Is the Repug Torture House Of Cards “Fallin Down”?

M_Fallin_92fallin1Yesterday here at The Hill, Repug Congressional rep Mary Fallin told us the following…

The American Civil Liberties Union is outraged that President Obama has violated one of his campaign assurances to the left by declining to release photographs that purport to show terrorist detainees being abused. The planned release of the photographs was the result of an ACLU court action, and it is the ACLU’s clear position that the need to expose past wrongdoing entirely trumps any potential harm that such exposure might cause.

That is nonsense.

No one is condoning prisoner abuse. In fact, the Pentagon is taking appropriate steps to punish the very small number of troops who might have participated in such misconduct and to ensure no further instances occur. We can pursue justice, however, without releasing images that will surely be used as a weapon against the United States.

In response, allow me once more to link to Keith Olbermann’s interview with former Brigadier General Janis Karpinski, who, for a time, was commander of three large U.S.-and-British-led prisons in Iraq, as well as eight battalions and 3,400 soldiers from the U.S. Army Reserve. She makes it clear even to individuals such as Rep. Fallin that the supposed “very small number of troops” engaged in criminal actions received their orders directly from the top of what passed for the Bushco chain of command (and by the way, this is a follow-up to yesterday’s post here).

And I took a closer look at Rep. Fallin as a result of her remarks, and though she’s pretty much emblematic of what passes for a Repug these days, there are still some interesting highlights:

  • This tells us that she aided and abetted the “teabaggers,” along with many others of her party.
  • This tells us that she went nuts over the DHS report on extremist groups from Secretary Janet Napolitano (hitting a little too “close to home,” I guess), without noting that the report included left wing extremist groups also.
  • This tells us that Fallin responded to the notion of the dollar being replaced as the major reserve currency in the world by supporting a resolution calling for a constitutional amendment that would disallow a foreign currency replacing the dollar as legal tender in the USA (hat tip to the blog “Kids Prefer Cheese”); even though the “global currency” rumor is admittedly silly (as was Fallin’s response), there are countries, most notably China, who are looking to valuate against a “basket” of currencies as opposed to the dollar, as Nouriel Roubini noted in the New York Times on Wednesday.
  • This tells us that Fallin was one of the House reps who changed her vote on the Wall Street bailout from “no” to “yes.”
  • This contains more about her voting record, noting that, among other things, she voted against the “cramdown” legislation to help people restructure their mortgages, the “Pay for Performance Act” in the matter of executive compensation, the stimulus (of course), SCHIP, the Lilly Ledbetter Act, the Auto Industry Financing and Restructuring Act, relief for the Alternative Minimum Tax, the Renewable Energy and Job Creation Act, extension of unemployment insurance, the Credit Cardholders Bill of Rights, and on and on and on.
  • I realize that all of this is pretty typical of a Repug, but Fallin does stand out in one way that many of them don’t.

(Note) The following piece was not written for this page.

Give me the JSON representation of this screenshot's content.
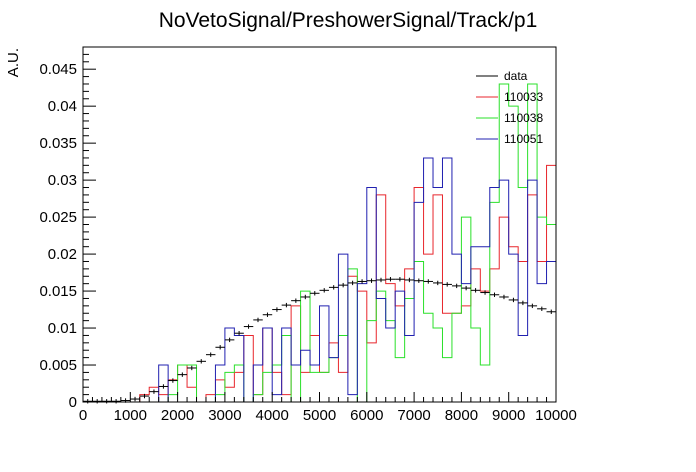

    And that is over this from October 2006, in which Fallin “…kissed and had inappropriate contact with (a) state employee,” an Oklahoma State Trooper who eventually resigned (Some funny business from the “Family Values” Party? OMIGOD!). However, Fallin ended up winning election to Congress afterwards, and after a stint as lieutenant governor, is now a candidate in next year’s gubernatorial election.

    Oh, and one more thing: in her “Hill” column, Fallin notes the 1949 quote from former Supreme Court Justice Robert Jackson about the Constitution becoming a “suicide pact” in Jackson’s dissent concerning a free-speech case. As noted here, though, Judge Harold Baer added the following to that phrase, in a ruling against a New York ordinance banning the wearing of masks in public…

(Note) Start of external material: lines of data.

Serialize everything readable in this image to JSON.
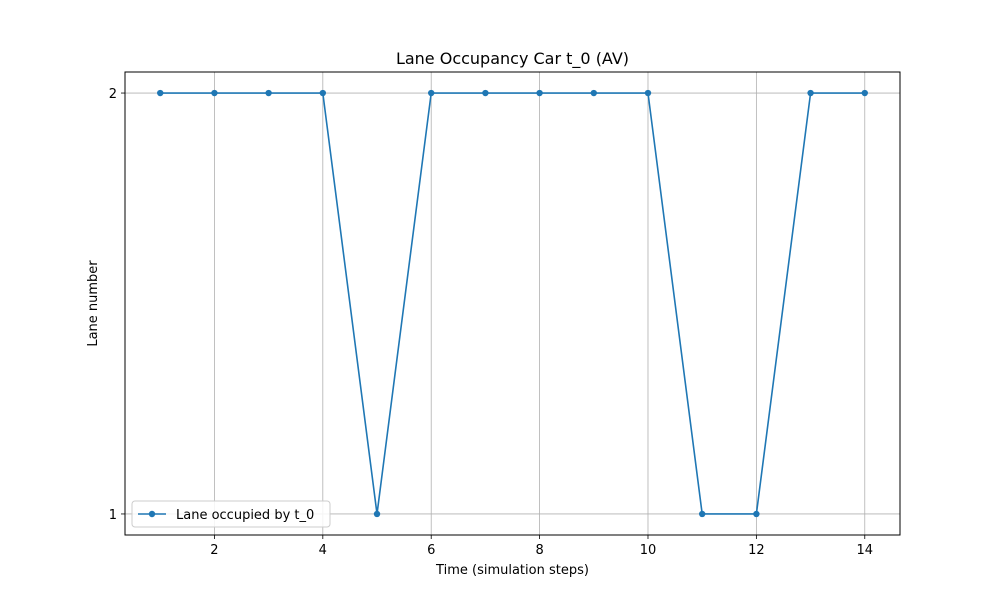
{
  "chart_data": {
    "type": "line",
    "title": "Lane Occupancy Car t_0 (AV)",
    "xlabel": "Time (simulation steps)",
    "ylabel": "Lane number",
    "xlim": [
      0.35,
      14.65
    ],
    "ylim": [
      0.95,
      2.05
    ],
    "xticks": [
      2,
      4,
      6,
      8,
      10,
      12,
      14
    ],
    "yticks": [
      1,
      2
    ],
    "grid": true,
    "legend_position": "lower-left",
    "series": [
      {
        "name": "Lane occupied by t_0",
        "color": "#1f77b4",
        "marker": "circle",
        "x": [
          1,
          2,
          3,
          4,
          5,
          6,
          7,
          8,
          9,
          10,
          11,
          12,
          13,
          14
        ],
        "y": [
          2,
          2,
          2,
          2,
          1,
          2,
          2,
          2,
          2,
          2,
          1,
          1,
          2,
          2
        ]
      }
    ]
  }
}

    “[T]he rational and measured exercise of jurisprudence must be zealously sustained even in time of war, including the war on terrorism.”

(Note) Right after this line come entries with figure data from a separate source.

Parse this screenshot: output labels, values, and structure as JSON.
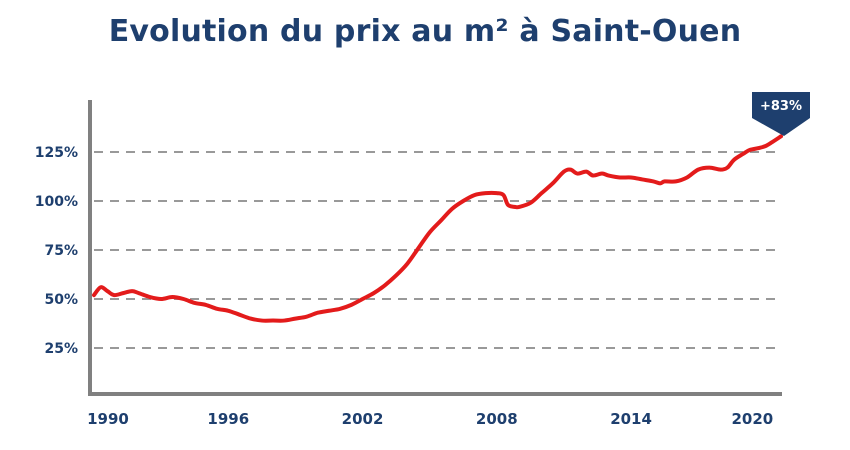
{
  "chart_data": {
    "type": "line",
    "title": "Evolution du prix au m² à Saint-Ouen",
    "xlabel": "",
    "ylabel": "",
    "x_ticks": [
      "1990",
      "1996",
      "2002",
      "2008",
      "2014",
      "2020"
    ],
    "y_ticks": [
      "25%",
      "50%",
      "75%",
      "100%",
      "125%"
    ],
    "xlim": [
      1990,
      2020.7
    ],
    "ylim": [
      0,
      150
    ],
    "grid": "horizontal dashed",
    "annotation": "+83%",
    "series": [
      {
        "color": "#e31b1b",
        "points": [
          [
            1990.0,
            52
          ],
          [
            1990.3,
            56
          ],
          [
            1990.6,
            54
          ],
          [
            1990.9,
            52
          ],
          [
            1991.3,
            53
          ],
          [
            1991.7,
            54
          ],
          [
            1992.0,
            53
          ],
          [
            1992.5,
            51
          ],
          [
            1993.0,
            50
          ],
          [
            1993.5,
            51
          ],
          [
            1994.0,
            50
          ],
          [
            1994.5,
            48
          ],
          [
            1995.0,
            47
          ],
          [
            1995.5,
            45
          ],
          [
            1996.0,
            44
          ],
          [
            1996.5,
            42
          ],
          [
            1997.0,
            40
          ],
          [
            1997.5,
            39
          ],
          [
            1998.0,
            39
          ],
          [
            1998.5,
            39
          ],
          [
            1999.0,
            40
          ],
          [
            1999.5,
            41
          ],
          [
            2000.0,
            43
          ],
          [
            2000.5,
            44
          ],
          [
            2001.0,
            45
          ],
          [
            2001.5,
            47
          ],
          [
            2002.0,
            50
          ],
          [
            2002.5,
            53
          ],
          [
            2003.0,
            57
          ],
          [
            2003.5,
            62
          ],
          [
            2004.0,
            68
          ],
          [
            2004.5,
            76
          ],
          [
            2005.0,
            84
          ],
          [
            2005.5,
            90
          ],
          [
            2006.0,
            96
          ],
          [
            2006.5,
            100
          ],
          [
            2007.0,
            103
          ],
          [
            2007.5,
            104
          ],
          [
            2008.0,
            104
          ],
          [
            2008.3,
            103
          ],
          [
            2008.5,
            98
          ],
          [
            2008.8,
            97
          ],
          [
            2009.0,
            97
          ],
          [
            2009.5,
            99
          ],
          [
            2010.0,
            104
          ],
          [
            2010.5,
            109
          ],
          [
            2011.0,
            115
          ],
          [
            2011.3,
            116
          ],
          [
            2011.6,
            114
          ],
          [
            2012.0,
            115
          ],
          [
            2012.3,
            113
          ],
          [
            2012.7,
            114
          ],
          [
            2013.0,
            113
          ],
          [
            2013.5,
            112
          ],
          [
            2014.0,
            112
          ],
          [
            2014.5,
            111
          ],
          [
            2015.0,
            110
          ],
          [
            2015.3,
            109
          ],
          [
            2015.5,
            110
          ],
          [
            2016.0,
            110
          ],
          [
            2016.5,
            112
          ],
          [
            2017.0,
            116
          ],
          [
            2017.5,
            117
          ],
          [
            2018.0,
            116
          ],
          [
            2018.3,
            117
          ],
          [
            2018.6,
            121
          ],
          [
            2019.0,
            124
          ],
          [
            2019.3,
            126
          ],
          [
            2019.7,
            127
          ],
          [
            2020.0,
            128
          ],
          [
            2020.3,
            130
          ],
          [
            2020.7,
            133
          ]
        ]
      }
    ]
  },
  "colors": {
    "title": "#1e3f6e",
    "axis": "#808080",
    "grid": "#999999",
    "line": "#e31b1b",
    "badge": "#1e3f6e"
  }
}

    Judge Baer, by the way, was, in essence, ruling in favor of the KKK’s right to demonstrate. And if the odious activities of that group are still permitted as long as they only intend to march and do no other harm (even though their very existence poses a threat of violence), then I would say that anyone opposing the release of the latest round of torture photos (claiming that violence would also ensue against our military or foreign service personnel) is standing on what is, at best, shaky legal ground.